Pedro Ferreira cumpre os primeiros dias de uma ligação de três épocas ao Nottingham Forest, onde vai chefiar o recrutamento da equipa da Premier League que é treinada por Nuno Espírito Santo.

Para trás ficam 17 anos de ligação profissional ao Benfica e muitos mais de conexão sentimental.

Aos 41 anos, o homem que chefiou o departamento de scouting do futebol profissional dos encarnados nas últimas cinco épocas e meia e que, antes disso, liderou a prospeção da formação do clube ao longo de sete anos, admite que estava na altura de sair da zona de conforto e de perceber que há vida para lá do clube pelo qual se confessa apaixonado. E de crescer enquanto profissional para, que sabe, um dia voltar a «casa».

Numa longa entrevista ao Maisfutebol, a primeira após a saída do Benfica, Pedro Ferreira passou em revista, de uma área à outra do campo, o percurso nas águias.

Desde a chegada em 2007, como adjunto de uma equipa de benjamins que tinha acabado de receber Renato Sanches, quando ainda era estudante e árbitro de futebol, à passagem para o departamento de prospeção e o caminho para ultrapassar os anos – ou décadas – de atraso em relação ao eterno rival Sporting e ajudar a fazer do Benfica uma referência também na prospeção de jovens talentos.

Pelo meio, foi um dos intervenientes na ida de João Félix do FC Porto para o Benfica em 2015, processo que recorda numa das partes desta conversa.

Em 2019, num período de «introspeção» no clube, passou a liderar o departamento de scouting do futebol profissional do clube, que desde então fez as três maiores vendas de sempre: de João Félix, de Enzo Fernández e de Darwin, todas com a contribuição dele e do seu – como lhe chama – «departamento de soluções», através da identificação talentos desde a formação até à elite.

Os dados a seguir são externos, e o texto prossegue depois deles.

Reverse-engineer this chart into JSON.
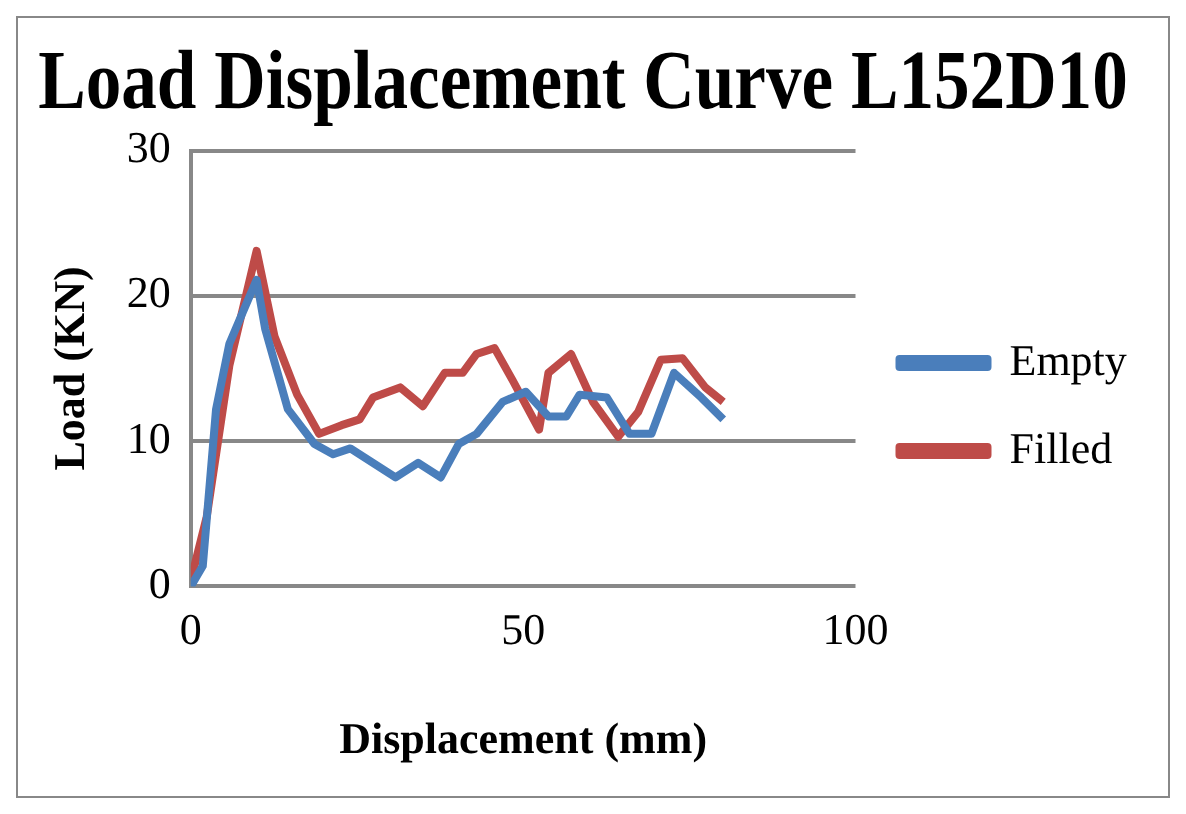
{
  "chart_data": {
    "type": "line",
    "title": "Load Displacement Curve L152D10",
    "xlabel": "Displacement (mm)",
    "ylabel": "Load (KN)",
    "xlim": [
      0,
      100
    ],
    "xticks": [
      0,
      50,
      100
    ],
    "ylim": [
      0,
      30
    ],
    "yticks": [
      0,
      10,
      20,
      30
    ],
    "grid": "y",
    "legend": "right",
    "marker": "none",
    "line_style": "solid",
    "series": [
      {
        "name": "Empty",
        "color": "#4a7ebb",
        "x": [
          0,
          1.8,
          3.8,
          5.8,
          9.9,
          11.2,
          14.6,
          18.6,
          21.4,
          24,
          30.8,
          34.2,
          37.6,
          40.3,
          43,
          46.9,
          50.4,
          53.8,
          56.5,
          58.5,
          62.6,
          66,
          69.3,
          72.7,
          76.8,
          80.1
        ],
        "values": [
          0,
          1.4,
          12.2,
          16.7,
          21.1,
          17.7,
          12.2,
          9.8,
          9.1,
          9.5,
          7.5,
          8.5,
          7.5,
          9.8,
          10.5,
          12.7,
          13.4,
          11.7,
          11.7,
          13.2,
          13,
          10.5,
          10.5,
          14.7,
          13,
          11.5
        ]
      },
      {
        "name": "Filled",
        "color": "#be4b48",
        "x": [
          0,
          2.4,
          5.8,
          9.9,
          12.6,
          16,
          19.3,
          22.7,
          25.4,
          27.4,
          31.5,
          34.9,
          38.2,
          40.9,
          43,
          45.7,
          48.4,
          52.4,
          53.8,
          57.2,
          60.5,
          64.3,
          67.3,
          70.7,
          74,
          77.4,
          80.1
        ],
        "values": [
          0.4,
          4.8,
          15.2,
          23.1,
          17.2,
          13.2,
          10.5,
          11.1,
          11.5,
          13,
          13.7,
          12.4,
          14.7,
          14.7,
          16,
          16.4,
          14.2,
          10.8,
          14.7,
          16,
          12.7,
          10.3,
          12,
          15.6,
          15.7,
          13.7,
          12.7
        ]
      }
    ]
  }
}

Na última época, mais do que casos de sucesso, foram notícia os chamados «erros de casting» do Benfica no mercado. Jurásek, contratado por 14 milhões de euros para ser o substituto de Grimaldo, não resultou e nenhuma das opções para a frente do ataque fez esquecer Gonçalo Ramos enquanto a escassos quilómetros da Luz um outro avançado trazia fartura ao Sporting.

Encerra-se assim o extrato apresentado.